- The Washington Times - Tuesday, December 10, 2002

Democrats yesterday tapped Sen. Jon Corzine of New Jersey to head the Democratic Senatorial Campaign Committee as it heads into the 2004 election cycle facing a Republican majority and new campaign-finance laws.

A first-term senator, Mr. Corzine, 55, will be in charge of fund raising, supporting incumbents and recruiting challengers for the 34 Senate seats up for election in 2004. He was appointed by Sen. Tom Daschle of South Dakota, the party's Senate leader.

"We will do well because we have the right issues, we're with the American people, we stand firm on homeland defense, we stand strong on the economy," Mr. Corzine said. "I think the last few days have demonstrated what many of us have talked about with respect to the economy; that there was not all well across this country. And where we made that case, we have done very well."

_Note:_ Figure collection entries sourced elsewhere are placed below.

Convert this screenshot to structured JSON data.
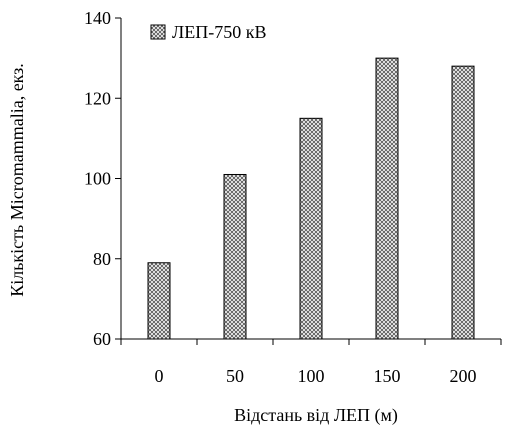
{
  "chart_data": {
    "type": "bar",
    "categories": [
      "0",
      "50",
      "100",
      "150",
      "200"
    ],
    "series": [
      {
        "name": "ЛЕП-750 кВ",
        "values": [
          79,
          101,
          115,
          130,
          128
        ]
      }
    ],
    "title": "",
    "xlabel": "Відстань від ЛЕП (м)",
    "ylabel": "Кількість Micromammalia, екз.",
    "ylim": [
      60,
      140
    ],
    "yticks": [
      "60",
      "80",
      "100",
      "120",
      "140"
    ],
    "grid": false,
    "legend_position": "top-left"
  }
}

Sen. Debbie Stabenow, Michigan Democrat, will serve as the campaign committee vice chairman.

Democrats are coming off a good showing in a runoff elections in Louisiana on Saturday, where Sen. Mary L. Landrieu won a second term and state Rep. Rodney Alexander won an open congressional seat.

Those races provide a framework for victory, Democrats said, by proving the party can have credibility on foreign affairs while making inroads on other issues.

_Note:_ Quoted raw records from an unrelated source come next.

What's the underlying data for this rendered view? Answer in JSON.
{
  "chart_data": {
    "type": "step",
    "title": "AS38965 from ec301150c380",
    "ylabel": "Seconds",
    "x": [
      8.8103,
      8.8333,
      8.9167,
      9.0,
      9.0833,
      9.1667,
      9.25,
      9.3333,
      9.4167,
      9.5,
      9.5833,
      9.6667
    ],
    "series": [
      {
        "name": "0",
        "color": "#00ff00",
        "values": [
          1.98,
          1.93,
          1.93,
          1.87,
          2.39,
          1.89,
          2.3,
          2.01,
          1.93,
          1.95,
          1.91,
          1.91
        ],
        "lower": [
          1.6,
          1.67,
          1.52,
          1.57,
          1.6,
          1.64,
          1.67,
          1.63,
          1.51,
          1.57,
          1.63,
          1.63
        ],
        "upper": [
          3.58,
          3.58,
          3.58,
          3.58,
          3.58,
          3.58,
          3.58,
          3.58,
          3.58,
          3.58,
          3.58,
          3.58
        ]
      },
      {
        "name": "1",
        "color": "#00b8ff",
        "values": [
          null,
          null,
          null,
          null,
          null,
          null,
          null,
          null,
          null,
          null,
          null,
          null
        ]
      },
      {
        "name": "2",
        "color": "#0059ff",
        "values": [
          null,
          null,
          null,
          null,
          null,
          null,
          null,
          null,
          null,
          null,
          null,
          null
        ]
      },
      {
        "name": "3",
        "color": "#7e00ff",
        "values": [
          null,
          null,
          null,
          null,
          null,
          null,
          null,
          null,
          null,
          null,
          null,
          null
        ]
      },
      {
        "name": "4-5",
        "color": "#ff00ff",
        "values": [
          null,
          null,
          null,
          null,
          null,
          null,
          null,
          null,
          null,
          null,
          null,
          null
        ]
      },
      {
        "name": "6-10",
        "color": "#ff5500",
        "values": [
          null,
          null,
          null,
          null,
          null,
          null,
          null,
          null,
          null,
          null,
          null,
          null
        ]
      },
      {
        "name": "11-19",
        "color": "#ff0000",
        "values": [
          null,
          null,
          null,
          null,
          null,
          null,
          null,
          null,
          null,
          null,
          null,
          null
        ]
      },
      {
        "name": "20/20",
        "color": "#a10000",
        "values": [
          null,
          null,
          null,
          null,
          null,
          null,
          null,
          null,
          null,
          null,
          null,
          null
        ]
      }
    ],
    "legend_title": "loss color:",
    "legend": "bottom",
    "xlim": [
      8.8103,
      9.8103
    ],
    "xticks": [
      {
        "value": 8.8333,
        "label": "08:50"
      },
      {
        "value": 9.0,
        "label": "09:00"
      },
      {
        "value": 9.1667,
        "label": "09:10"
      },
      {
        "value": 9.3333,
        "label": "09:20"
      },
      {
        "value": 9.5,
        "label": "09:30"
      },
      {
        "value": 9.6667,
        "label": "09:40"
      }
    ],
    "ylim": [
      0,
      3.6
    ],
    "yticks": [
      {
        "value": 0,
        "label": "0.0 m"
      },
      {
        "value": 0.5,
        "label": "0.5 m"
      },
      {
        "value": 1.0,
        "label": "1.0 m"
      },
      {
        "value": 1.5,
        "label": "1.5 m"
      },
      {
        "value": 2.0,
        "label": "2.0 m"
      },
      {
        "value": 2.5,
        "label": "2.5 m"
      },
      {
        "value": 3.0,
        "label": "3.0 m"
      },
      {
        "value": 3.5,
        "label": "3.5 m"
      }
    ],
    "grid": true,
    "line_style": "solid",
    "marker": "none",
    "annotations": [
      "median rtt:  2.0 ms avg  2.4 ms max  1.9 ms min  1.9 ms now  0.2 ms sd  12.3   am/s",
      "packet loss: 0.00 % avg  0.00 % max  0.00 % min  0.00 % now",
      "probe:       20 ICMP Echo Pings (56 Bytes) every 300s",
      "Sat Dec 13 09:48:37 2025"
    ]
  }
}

Sen. George Allen, the incoming chairman of the National Republican Senatorial Committee, said Republicans now have a chance to show they can govern, and they must step up to the challenge.

"I'm not going to worry about my counterpart. We're going to execute our plan, and that is to move a positive agenda forward," said Mr. Allen, Virginia Republican. Mr. Allen was unanimously elected to his slot by Senate Republicans.

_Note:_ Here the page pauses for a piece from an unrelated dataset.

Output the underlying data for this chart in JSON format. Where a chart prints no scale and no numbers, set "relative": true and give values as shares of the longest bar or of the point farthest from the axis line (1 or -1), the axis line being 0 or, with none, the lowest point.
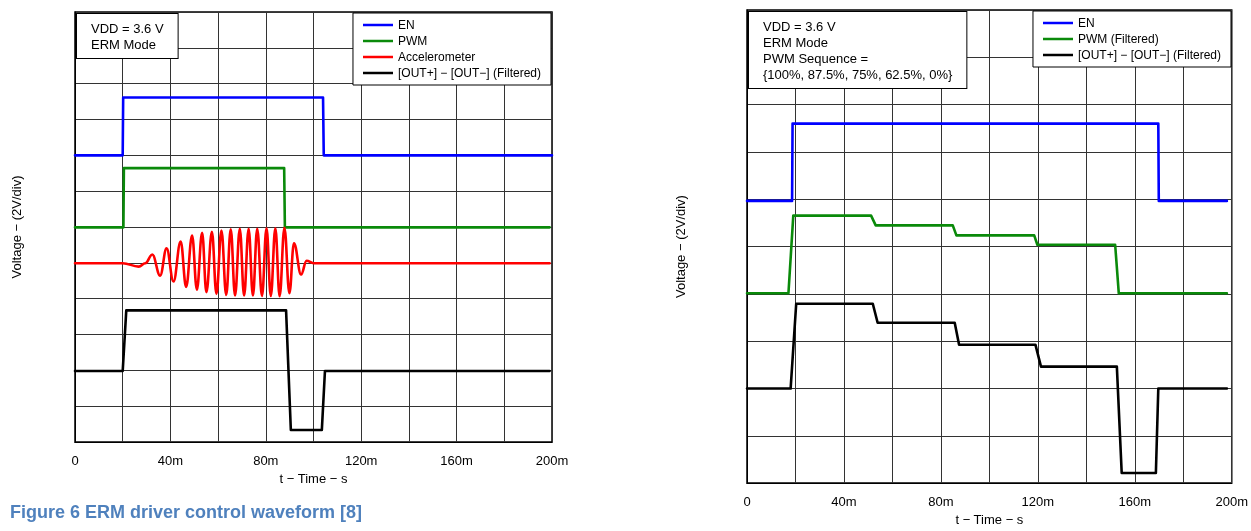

There are 34 Senate seats up for election in 2004. Those seats are held by 19 Democrats and 15 Republicans.

Mr. Allen said he hasn't heard any Republican incumbents say they plan to retire. Democrats said they haven't heard of any retirements on their side, either.

In this past election cycle, the Democratic committee raised about $115 million while Republicans raised $109 million, according to the Center for Responsive Politics.

One challenge for both chairmen will be to work under the new campaign-finance rules that prohibit committees from raising the large "soft money" contributions they have relied on in recent years. Even though Democrats outraised Republicans overall, Republicans outraised Democrats in "hard money" $51 million to $38 million.

Mr. Corzine, though, said the new rules provide his party with a chance to "broaden the base of participation" by trying to appeal to new donors.